Klee versucht in diesem Bild kubistische und futuristische Ideen zu verarbeiten. Die höchst dynamische Wirkung der strudelartigen Bewegung verweist auf den italienischen Futurismus. Die verzogene Flächenstruktur erinnert an den Kubismus. 1912 macht Klee eine Studienreise nach Paris und sieht die Werke der Kubisten. Er besucht dabei auch Robert Delaunay, dessen dynamische, in bunten Farben ausgeführten Werke ihn besonders inspirieren. Auch in den Münchner Galerien und in Zürich kann er Werke der Kubisten und Futuristen sehen.
In Bern lösten die modernen Tendenzen der Bildenden Kunst heftige kulturpolitische Debatten aus. 1913 und 1914 wurde im Parlament die fortschrittliche Kunstauffassung der eidgenössischen Kunstkommission kritisiert.

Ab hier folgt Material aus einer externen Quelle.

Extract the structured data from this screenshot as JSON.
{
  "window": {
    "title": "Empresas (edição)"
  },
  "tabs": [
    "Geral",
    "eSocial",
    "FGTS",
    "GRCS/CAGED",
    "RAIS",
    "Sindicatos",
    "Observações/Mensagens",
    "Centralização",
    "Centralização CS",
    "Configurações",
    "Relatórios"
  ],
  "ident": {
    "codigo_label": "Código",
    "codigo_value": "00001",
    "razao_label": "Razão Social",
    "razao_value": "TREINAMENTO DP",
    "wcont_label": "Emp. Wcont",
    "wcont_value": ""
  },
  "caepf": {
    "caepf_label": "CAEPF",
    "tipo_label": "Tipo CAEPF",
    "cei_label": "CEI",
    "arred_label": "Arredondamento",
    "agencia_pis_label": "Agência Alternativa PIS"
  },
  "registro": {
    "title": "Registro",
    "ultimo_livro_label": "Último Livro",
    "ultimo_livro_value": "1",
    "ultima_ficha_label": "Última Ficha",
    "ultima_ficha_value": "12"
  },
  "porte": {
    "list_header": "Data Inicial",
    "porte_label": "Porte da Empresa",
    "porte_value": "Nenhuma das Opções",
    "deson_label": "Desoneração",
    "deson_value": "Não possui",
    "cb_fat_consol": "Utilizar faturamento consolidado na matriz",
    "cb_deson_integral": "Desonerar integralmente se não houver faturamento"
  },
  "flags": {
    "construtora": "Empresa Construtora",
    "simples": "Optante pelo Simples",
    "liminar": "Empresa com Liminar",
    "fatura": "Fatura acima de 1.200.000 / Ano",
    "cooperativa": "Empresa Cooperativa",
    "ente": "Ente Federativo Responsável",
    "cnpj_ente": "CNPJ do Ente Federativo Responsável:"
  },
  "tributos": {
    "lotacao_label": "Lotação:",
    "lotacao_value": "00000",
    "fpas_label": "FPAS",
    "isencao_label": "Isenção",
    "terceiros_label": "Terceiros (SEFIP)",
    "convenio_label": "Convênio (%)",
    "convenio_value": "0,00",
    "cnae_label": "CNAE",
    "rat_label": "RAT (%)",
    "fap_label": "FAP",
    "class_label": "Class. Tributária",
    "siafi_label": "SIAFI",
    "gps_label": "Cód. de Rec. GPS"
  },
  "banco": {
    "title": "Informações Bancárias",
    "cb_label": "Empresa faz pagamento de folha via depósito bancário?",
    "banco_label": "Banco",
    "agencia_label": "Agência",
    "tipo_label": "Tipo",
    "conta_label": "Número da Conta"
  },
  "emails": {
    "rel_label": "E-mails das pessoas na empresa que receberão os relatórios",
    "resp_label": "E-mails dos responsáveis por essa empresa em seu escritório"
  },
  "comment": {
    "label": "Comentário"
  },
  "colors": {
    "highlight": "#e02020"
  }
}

Ein Parlamentarier bemerkte dabei folgendes:
«In der Schweiz herrscht eine allgemeine Empörung. Der gesunde Menschenverstand empört sich gegen die Auswüchse der Kunst: Gründe Pferde, blaue Kühe und so weiter. Futurismus, Kubismus, das ist die modernste Fortentwicklung der Kunst ad absurdum!»